Biosensors and Devices
-
BIEN 520 High Throughput Bioanalytical Devices (3 credits)
Overview
BIEN : Introduction to the field of high throughput screening (HTS) analytical techniques and devices used for genomics, proteomics and other "omics" approaches, as well as for diagnostics, or for more special cases, e.g., screening for biomaterials. Introduction into the motivation of HTS and its fundamental physico-chemical challenges; techniques used to design, fabricate and operate HTS devices, such as microarrays and new generation DNA screening based on nanotechnology. Specific applications: DNA, protein and diagnostic and cell and tissue arrays.
Terms: Fall 2019
Instructors: Nicolau, Dan (Fall)
Prerequisite: Permission of instructor.
(3-0-6)
-
BIEN 550 Biomolecular Devices (3 credits)
Overview
BIEN : Fundamentals of motor proteins in neuronal transport, force generation e.g. in muscles, cell motility and division. A survey of recent advances in using motor proteins to power nano fabricated devices. Principles of design and operation; hands-on-experience in building a simple device.
Terms: Fall 2019
Instructors: Hendricks, Adam (Fall)
Prerequisite: Permission of instructor.
(3-1-5)
-
BIEN 560 Biosensors (3 credits)
Overview
BIEN : Introduction into the motivation of analytical biosensors as well as its fundamental physicochemical challenges. Techniques used to design, fabricate and operate biosensors. Specific applications.
Terms: Winter 2020
Instructors: Wachsmann Hogiu, Sebastian (Winter)
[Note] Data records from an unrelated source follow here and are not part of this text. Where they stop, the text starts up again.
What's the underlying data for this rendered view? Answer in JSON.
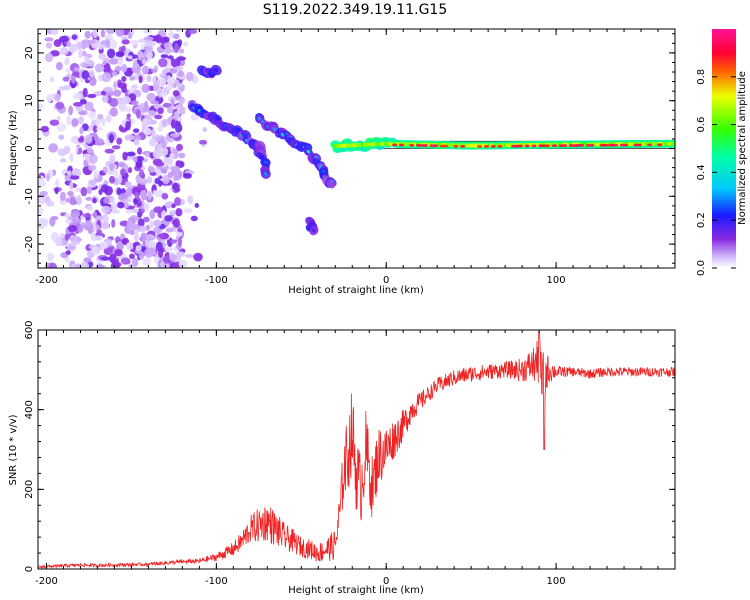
{
  "title": "S119.2022.349.19.11.G15",
  "colors": {
    "snr_line": "#ee2222",
    "ridge_scale": [
      "#ffffff",
      "#ccaaff",
      "#7a1fd6",
      "#1010e0",
      "#00c8ff",
      "#00ff40",
      "#ffff00",
      "#ff0000",
      "#ff1493"
    ]
  },
  "chart_data": [
    {
      "type": "heatmap",
      "title": "S119.2022.349.19.11.G15",
      "xlabel": "Height of straight line (km)",
      "ylabel": "Frequency (Hz)",
      "xlim": [
        -205,
        170
      ],
      "ylim": [
        -25,
        25
      ],
      "xticks": [
        "-200",
        "-100",
        "0",
        "100"
      ],
      "xtick_values": [
        -200,
        -100,
        0,
        100
      ],
      "yticks": [
        "-20",
        "-10",
        "0",
        "10",
        "20"
      ],
      "ytick_values": [
        -20,
        -10,
        0,
        10,
        20
      ],
      "colorbar": {
        "label": "Normalized spectral amplitude",
        "range": [
          0,
          1
        ],
        "ticks": [
          "0.0",
          "0.2",
          "0.4",
          "0.6",
          "0.8"
        ],
        "tick_values": [
          0.0,
          0.2,
          0.4,
          0.6,
          0.8
        ]
      },
      "features": [
        {
          "name": "noise",
          "x_range": [
            -205,
            -120
          ],
          "y_range": [
            -25,
            25
          ],
          "amplitude": 0.12
        },
        {
          "name": "diagonal-branch-1",
          "points": [
            [
              -115,
              9
            ],
            [
              -100,
              6
            ],
            [
              -85,
              3
            ],
            [
              -75,
              0
            ],
            [
              -70,
              -5
            ]
          ],
          "amplitude": 0.35
        },
        {
          "name": "diagonal-branch-2",
          "points": [
            [
              -75,
              6
            ],
            [
              -60,
              3
            ],
            [
              -48,
              0
            ],
            [
              -40,
              -3
            ],
            [
              -32,
              -8
            ]
          ],
          "amplitude": 0.4
        },
        {
          "name": "upper-blob",
          "points": [
            [
              -108,
              16
            ],
            [
              -100,
              16
            ]
          ],
          "amplitude": 0.3
        },
        {
          "name": "lower-blob",
          "points": [
            [
              -45,
              -15
            ],
            [
              -43,
              -17
            ]
          ],
          "amplitude": 0.25
        },
        {
          "name": "direct-signal",
          "points": [
            [
              -30,
              0.5
            ],
            [
              0,
              1
            ],
            [
              50,
              0.6
            ],
            [
              100,
              0.8
            ],
            [
              170,
              1
            ]
          ],
          "amplitude": 0.95
        }
      ]
    },
    {
      "type": "line",
      "xlabel": "Height of straight line (km)",
      "ylabel": "SNR (10 * v/v)",
      "xlim": [
        -205,
        170
      ],
      "ylim": [
        0,
        600
      ],
      "xticks": [
        "-200",
        "-100",
        "0",
        "100"
      ],
      "xtick_values": [
        -200,
        -100,
        0,
        100
      ],
      "yticks": [
        "0",
        "200",
        "400",
        "600"
      ],
      "ytick_values": [
        0,
        200,
        400,
        600
      ],
      "series": [
        {
          "x": [
            -205,
            -190,
            -180,
            -170,
            -160,
            -150,
            -140,
            -130,
            -120,
            -110,
            -105,
            -100,
            -95,
            -90,
            -85,
            -80,
            -75,
            -70,
            -65,
            -60,
            -55,
            -50,
            -45,
            -40,
            -35,
            -30,
            -27,
            -25,
            -22,
            -20,
            -18,
            -15,
            -12,
            -10,
            -8,
            -5,
            0,
            5,
            10,
            15,
            20,
            25,
            30,
            40,
            50,
            60,
            70,
            80,
            85,
            90,
            92,
            95,
            100,
            110,
            120,
            130,
            140,
            150,
            160,
            170
          ],
          "y": [
            5,
            8,
            10,
            9,
            10,
            11,
            12,
            15,
            18,
            20,
            25,
            30,
            40,
            50,
            70,
            100,
            110,
            120,
            100,
            80,
            70,
            55,
            50,
            40,
            50,
            60,
            150,
            250,
            300,
            350,
            250,
            200,
            300,
            250,
            200,
            280,
            300,
            330,
            360,
            400,
            420,
            440,
            460,
            480,
            490,
            495,
            500,
            500,
            510,
            520,
            460,
            500,
            495,
            495,
            490,
            495,
            495,
            495,
            495,
            495
          ],
          "amplitude_noise": [
            3,
            4,
            4,
            4,
            4,
            4,
            4,
            5,
            5,
            6,
            8,
            10,
            14,
            18,
            25,
            35,
            45,
            50,
            45,
            35,
            30,
            25,
            25,
            25,
            30,
            40,
            60,
            80,
            100,
            110,
            100,
            90,
            100,
            90,
            80,
            80,
            60,
            50,
            40,
            30,
            25,
            20,
            20,
            20,
            20,
            20,
            20,
            30,
            40,
            60,
            90,
            40,
            15,
            12,
            12,
            12,
            12,
            12,
            12,
            12
          ]
        }
      ]
    }
  ]
}
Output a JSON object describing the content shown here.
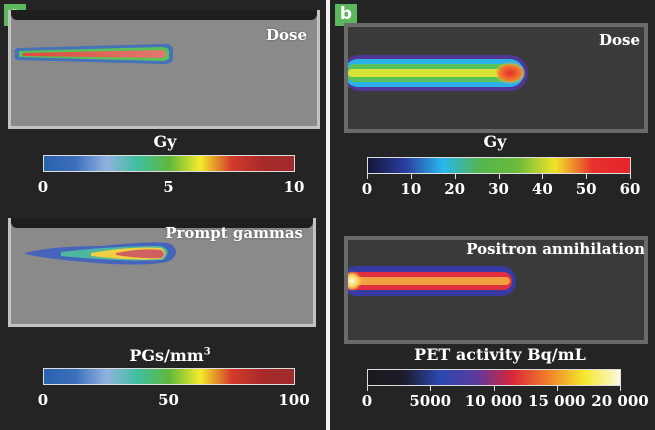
{
  "chart_data": [
    {
      "type": "heatmap",
      "panel": "a",
      "title": "Dose",
      "colorbar": {
        "label": "Gy",
        "min": 0,
        "max": 10,
        "ticks": [
          "0",
          "5",
          "10"
        ],
        "colormap": "jet"
      }
    },
    {
      "type": "heatmap",
      "panel": "a",
      "title": "Prompt gammas",
      "colorbar": {
        "label": "PGs/mm",
        "label_sup": "3",
        "min": 0,
        "max": 100,
        "ticks": [
          "0",
          "50",
          "100"
        ],
        "colormap": "jet"
      }
    },
    {
      "type": "heatmap",
      "panel": "b",
      "title": "Dose",
      "colorbar": {
        "label": "Gy",
        "min": 0,
        "max": 60,
        "ticks": [
          "0",
          "10",
          "20",
          "30",
          "40",
          "50",
          "60"
        ],
        "colormap": "jet-dark"
      }
    },
    {
      "type": "heatmap",
      "panel": "b",
      "title": "Positron annihilation",
      "colorbar": {
        "label": "PET activity Bq/mL",
        "min": 0,
        "max": 20000,
        "ticks": [
          "0",
          "5000",
          "10 000",
          "15 000",
          "20 000"
        ],
        "colormap": "hot"
      }
    }
  ],
  "panels": {
    "a": "a",
    "b": "b"
  },
  "colors": {
    "panel_tag": "#5cb85c",
    "background": "#242424"
  },
  "gradients": {
    "jet": [
      "#2a62b0",
      "#3b6fbb",
      "#90b2e0",
      "#3fbf9f",
      "#5fb83a",
      "#f4ec2a",
      "#d43a2a",
      "#a82a2a",
      "#9e2b2b"
    ],
    "jet-dark": [
      "#15163a",
      "#2a3da0",
      "#28b8ec",
      "#54b54e",
      "#6cba3a",
      "#f3e32b",
      "#e9302e",
      "#e5252b"
    ],
    "hot": [
      "#1a1a1a",
      "#1c1c2c",
      "#2b48b0",
      "#5a3aa0",
      "#d9253a",
      "#f0802a",
      "#f5e82a",
      "#fdf8e0"
    ]
  }
}
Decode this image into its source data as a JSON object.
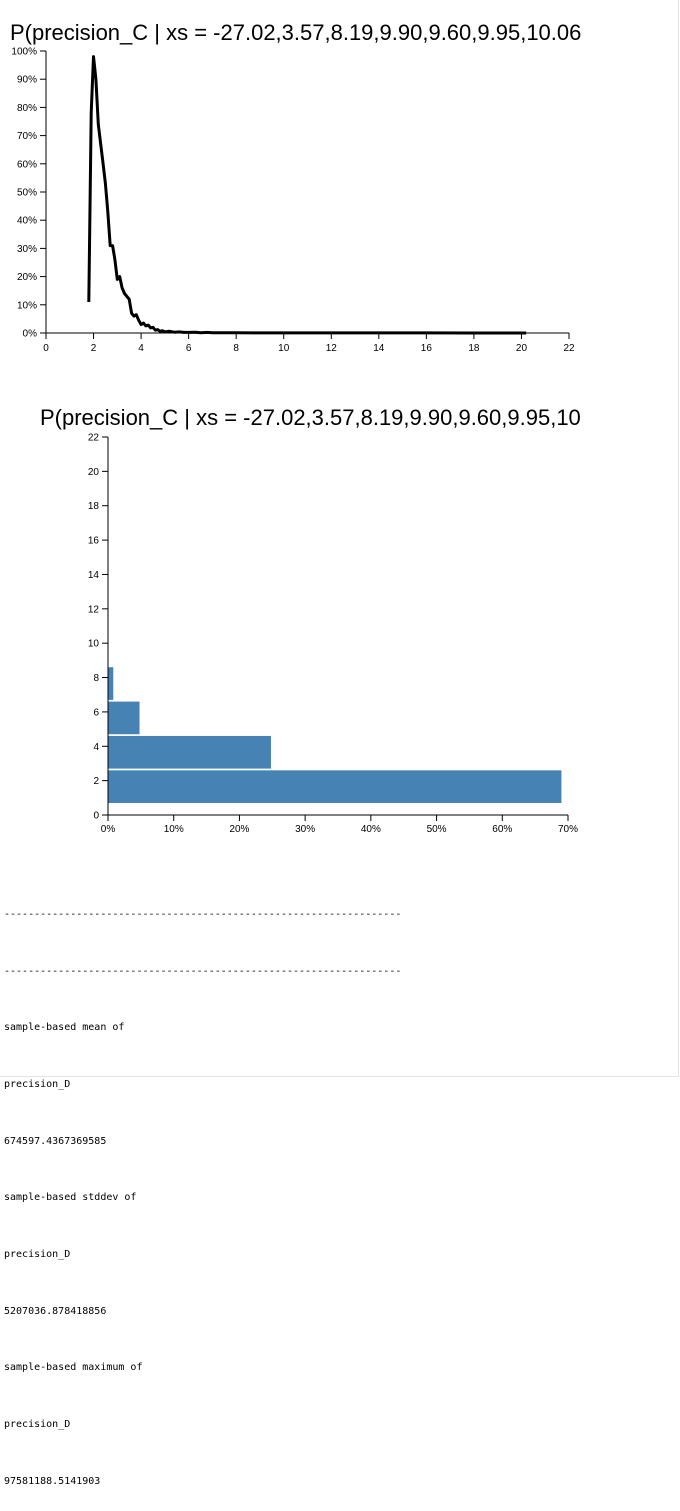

Prerequisite(s): Permission of instructor.
1. (3-0-6)
-
BMDE 503 Biomedical Instrumentation (3 credits)
Overview
Biomedical Engineering : The principles and practice of making biological measurements in the laboratory, including theory of linear systems, data sampling, computer interfaces and electronic circuit design.
Terms: Fall 2019
Instructors: Wagner, Ross (Fall)
-
BMDE 508 Introduction to Micro and Nano-Bioengineering (3 credits)
Overview
Biomedical Engineering : The micro and nanotechnologies that drive and support the miniaturization and parallelization of techniques for life sciences research, including different inventions, designs and engineering approaches that lead to new tools and methods for the life sciences - while transforming them - and help advance our knowledge of life.
Terms: Fall 2019
Instructors: Juncker, David (Fall)
(3-0-6)
Prerequisite: Permission of instructor
This course is intended for graduate and advanced undergraduate students having a biological/medical background or an engineering, physical sciences background. Engineering students enrolled in the Minor in Biomedical Engineering, or Honours in Electrical Engineering and Honours in Mechanical Engineering, should be particularly interested.